Fashion is in my blood

fashion is in my blood
This image does not depict persons mentioned within body of the story [Source Shutterstock Images].

I walked into the room of a resident I had not met before and was astonished to see what I thought was inside a boutique, not a person’s bedroom.

I introduced myself to Lilian*, who was busy mending the hem of a dress on her trusted sewing machine. She glanced up at me through her bifocal glasses and told me to sit down and that she was finishing her current garment.

After several minutes, Lilian turned off the sewing machine and leaned back to talk to me, “Like my emporium? It’s my home, bedroom, lounge, and most importantly, my workshop”, she stated.

I looked around the room at the dozens of dresses hung on padded coat hangers covering the main wall; on the opposite wall were draped with necklaces, earrings and bangles.

This once-famous Sydney-based fashion designer now aged ninety-one and living in residential care for the past five years, continues to work daily designing, crafting, and mending garments of all shapes and sizes.

In addition to the clothing range, Lilian dedicates time in the evening to designing and creating new trinkets to either give to family or friends or sell on eBay (with help from her grandson).

Although she said her eyesight is not as strong as it was, and her hands are slightly arthritic, her mind is still in the 1960s, and her heart will continue the craft until she dies.

Lilian tells me that fashion runs through her veins and has been an integral part of her life since she was sixteen. Her inspiration came from following the work of Mary Quant.

Her love affair with materials and designing started when she first wore a mini-skirt.

Patterns and designs are all pinned to sketches, with sample cloth and spools of cotton scattered all over the dressing table.

In small trays are pins, safety pins, and ribbons in all the colours of the rainbow. Lilian added that she loves colour and feels that women do not need to look like their grandmothers anymore as they age.

There is dignity in ageing without losing our style, she says, and women no longer need to hide behind drab greys and black clothing just because they are no longer young.

When do women start to dress like old ladies? So-called age-appropriate clothing is about confidence and comfort. 

Style should never be a prisoner to age, and elegance is ageless and reflects one’s personality, not what society dictates.Lilian glanced at me and said, “Looks like clutter, doesn’t it?”  I know where every pin, thread, bead or button is when I need it; they exist in my mind 24/7.

Other residents pass comments about Lilian’s room; they have been warned not to touch anything when they enter her room in case she’s unable to find what she wants later.

One lady told me Lilian had made her a beautiful two-piece outfit in peach made from pure silk for her granddaughter’s wedding, “I was as beautiful as the bride, and everyone remarked how stunning I looked”.

After that, I felt like a film star due to Lilian’s skill and expertise in her dressmaking.Lilian tells me that her mother and grandmother were dressmakers in their time.

Her mother was born in France and was a former model for the House of Madeline Vionnet in Paris during the 1920s, modelling fashionable Haute Couture. Her granddaughter Vienna is studying Fashion Design at University and hopes to create her own fashion line when she graduates.

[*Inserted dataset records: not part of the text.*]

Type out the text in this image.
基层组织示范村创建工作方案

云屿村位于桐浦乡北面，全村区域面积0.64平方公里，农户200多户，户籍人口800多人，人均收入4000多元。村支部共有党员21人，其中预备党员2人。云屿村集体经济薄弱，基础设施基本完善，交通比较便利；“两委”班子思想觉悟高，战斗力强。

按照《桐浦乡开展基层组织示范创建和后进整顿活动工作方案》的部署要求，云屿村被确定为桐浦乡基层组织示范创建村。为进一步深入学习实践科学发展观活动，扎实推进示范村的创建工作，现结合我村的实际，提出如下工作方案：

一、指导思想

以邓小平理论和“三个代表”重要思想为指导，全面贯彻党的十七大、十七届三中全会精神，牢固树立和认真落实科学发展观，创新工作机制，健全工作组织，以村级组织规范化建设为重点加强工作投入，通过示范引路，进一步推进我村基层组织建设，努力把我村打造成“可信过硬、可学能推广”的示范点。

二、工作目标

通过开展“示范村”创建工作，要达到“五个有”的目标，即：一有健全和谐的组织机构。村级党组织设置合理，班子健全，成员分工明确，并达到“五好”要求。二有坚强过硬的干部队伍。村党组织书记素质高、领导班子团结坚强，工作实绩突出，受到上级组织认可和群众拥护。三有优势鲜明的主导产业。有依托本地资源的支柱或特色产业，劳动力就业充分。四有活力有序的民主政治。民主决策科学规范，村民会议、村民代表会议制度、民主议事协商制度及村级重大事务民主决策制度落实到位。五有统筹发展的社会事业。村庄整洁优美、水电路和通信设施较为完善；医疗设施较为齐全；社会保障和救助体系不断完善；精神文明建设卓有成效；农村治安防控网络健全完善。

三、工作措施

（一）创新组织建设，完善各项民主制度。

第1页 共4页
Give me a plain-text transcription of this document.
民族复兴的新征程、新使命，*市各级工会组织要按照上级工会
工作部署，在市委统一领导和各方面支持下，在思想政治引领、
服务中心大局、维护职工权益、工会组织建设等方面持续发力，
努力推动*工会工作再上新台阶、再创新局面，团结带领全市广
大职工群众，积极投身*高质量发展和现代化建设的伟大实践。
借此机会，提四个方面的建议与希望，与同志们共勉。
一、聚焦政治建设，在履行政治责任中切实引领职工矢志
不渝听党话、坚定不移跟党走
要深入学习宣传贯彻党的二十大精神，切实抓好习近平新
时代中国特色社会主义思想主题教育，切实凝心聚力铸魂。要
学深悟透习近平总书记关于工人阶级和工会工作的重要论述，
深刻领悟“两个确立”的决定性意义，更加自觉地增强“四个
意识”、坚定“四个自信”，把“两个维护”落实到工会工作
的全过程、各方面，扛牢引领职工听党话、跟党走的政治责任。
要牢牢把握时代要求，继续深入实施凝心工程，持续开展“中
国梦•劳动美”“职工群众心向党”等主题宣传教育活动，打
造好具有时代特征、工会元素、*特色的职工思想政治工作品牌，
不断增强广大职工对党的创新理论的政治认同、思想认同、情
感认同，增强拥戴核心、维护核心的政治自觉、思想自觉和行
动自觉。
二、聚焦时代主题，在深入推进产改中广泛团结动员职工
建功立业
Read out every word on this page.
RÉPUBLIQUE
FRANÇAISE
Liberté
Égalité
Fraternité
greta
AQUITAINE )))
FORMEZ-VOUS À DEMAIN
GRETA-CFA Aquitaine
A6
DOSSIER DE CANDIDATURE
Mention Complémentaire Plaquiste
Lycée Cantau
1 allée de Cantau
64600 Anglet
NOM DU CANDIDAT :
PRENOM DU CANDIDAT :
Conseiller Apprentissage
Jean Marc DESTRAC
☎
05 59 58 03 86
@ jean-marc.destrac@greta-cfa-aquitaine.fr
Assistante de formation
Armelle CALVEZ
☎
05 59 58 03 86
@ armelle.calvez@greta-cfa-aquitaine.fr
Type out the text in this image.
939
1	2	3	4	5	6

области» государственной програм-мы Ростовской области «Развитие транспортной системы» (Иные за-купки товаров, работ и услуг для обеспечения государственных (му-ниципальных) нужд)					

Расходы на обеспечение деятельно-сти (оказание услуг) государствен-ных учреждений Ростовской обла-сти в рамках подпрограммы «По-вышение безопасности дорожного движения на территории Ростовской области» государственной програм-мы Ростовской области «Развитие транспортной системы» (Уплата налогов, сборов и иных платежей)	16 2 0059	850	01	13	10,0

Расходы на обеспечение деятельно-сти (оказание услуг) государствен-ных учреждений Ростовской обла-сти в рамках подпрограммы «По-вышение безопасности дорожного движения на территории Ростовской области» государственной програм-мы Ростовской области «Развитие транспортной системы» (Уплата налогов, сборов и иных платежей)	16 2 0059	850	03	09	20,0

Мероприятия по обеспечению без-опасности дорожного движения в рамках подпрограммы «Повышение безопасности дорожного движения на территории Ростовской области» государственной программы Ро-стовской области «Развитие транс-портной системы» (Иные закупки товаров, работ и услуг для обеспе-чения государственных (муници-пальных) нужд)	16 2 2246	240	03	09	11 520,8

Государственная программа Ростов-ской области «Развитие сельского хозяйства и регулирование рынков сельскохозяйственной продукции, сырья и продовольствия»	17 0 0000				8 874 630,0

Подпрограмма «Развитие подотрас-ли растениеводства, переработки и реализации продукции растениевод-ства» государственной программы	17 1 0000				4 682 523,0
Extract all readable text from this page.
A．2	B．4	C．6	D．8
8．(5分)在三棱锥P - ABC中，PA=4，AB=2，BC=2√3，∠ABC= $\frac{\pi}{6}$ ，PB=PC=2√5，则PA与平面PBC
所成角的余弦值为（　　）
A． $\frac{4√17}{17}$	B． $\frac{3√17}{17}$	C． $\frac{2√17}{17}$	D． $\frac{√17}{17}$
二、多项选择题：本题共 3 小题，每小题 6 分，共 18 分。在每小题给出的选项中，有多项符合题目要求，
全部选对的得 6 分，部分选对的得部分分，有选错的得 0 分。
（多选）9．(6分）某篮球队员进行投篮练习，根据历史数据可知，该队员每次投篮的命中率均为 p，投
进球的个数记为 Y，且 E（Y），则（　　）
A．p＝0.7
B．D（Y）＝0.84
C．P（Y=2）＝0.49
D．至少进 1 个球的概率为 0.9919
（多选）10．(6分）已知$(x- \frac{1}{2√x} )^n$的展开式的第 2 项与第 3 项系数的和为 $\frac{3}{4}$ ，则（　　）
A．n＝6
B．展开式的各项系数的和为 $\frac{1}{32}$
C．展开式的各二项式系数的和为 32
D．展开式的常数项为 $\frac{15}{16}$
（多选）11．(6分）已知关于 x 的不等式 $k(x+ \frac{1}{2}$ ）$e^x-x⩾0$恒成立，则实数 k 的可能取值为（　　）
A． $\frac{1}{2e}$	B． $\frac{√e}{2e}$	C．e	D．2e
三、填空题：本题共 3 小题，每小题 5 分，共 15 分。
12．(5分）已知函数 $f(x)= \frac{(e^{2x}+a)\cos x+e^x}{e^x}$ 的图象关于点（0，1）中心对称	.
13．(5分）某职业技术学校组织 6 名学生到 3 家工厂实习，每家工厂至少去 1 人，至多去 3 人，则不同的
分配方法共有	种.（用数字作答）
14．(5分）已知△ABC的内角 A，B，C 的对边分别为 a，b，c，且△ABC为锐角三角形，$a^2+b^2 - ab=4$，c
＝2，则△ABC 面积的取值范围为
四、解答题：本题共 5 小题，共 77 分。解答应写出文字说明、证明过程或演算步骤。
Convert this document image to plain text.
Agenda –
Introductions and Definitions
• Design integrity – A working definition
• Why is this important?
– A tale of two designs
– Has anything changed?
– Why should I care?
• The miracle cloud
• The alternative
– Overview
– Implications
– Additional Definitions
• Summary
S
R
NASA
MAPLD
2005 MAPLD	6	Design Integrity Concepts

” So it’s in the blood, you see”. Vienna is the next generation who will carry the gauntlet forward.

Walking out of Lilian’s room, I felt elated and told her I would be back to listen to more stories about her life in the fashion Industry in the 1960s.

One of Lilian’s favourite quotes about fashion is by the famous designer Marc Jacobs, “Clothes mean nothing until someone lives in them”. Lilian always believed this to be the case and that matching an outfit to the individual creates panache and a certain je ne sais quoi.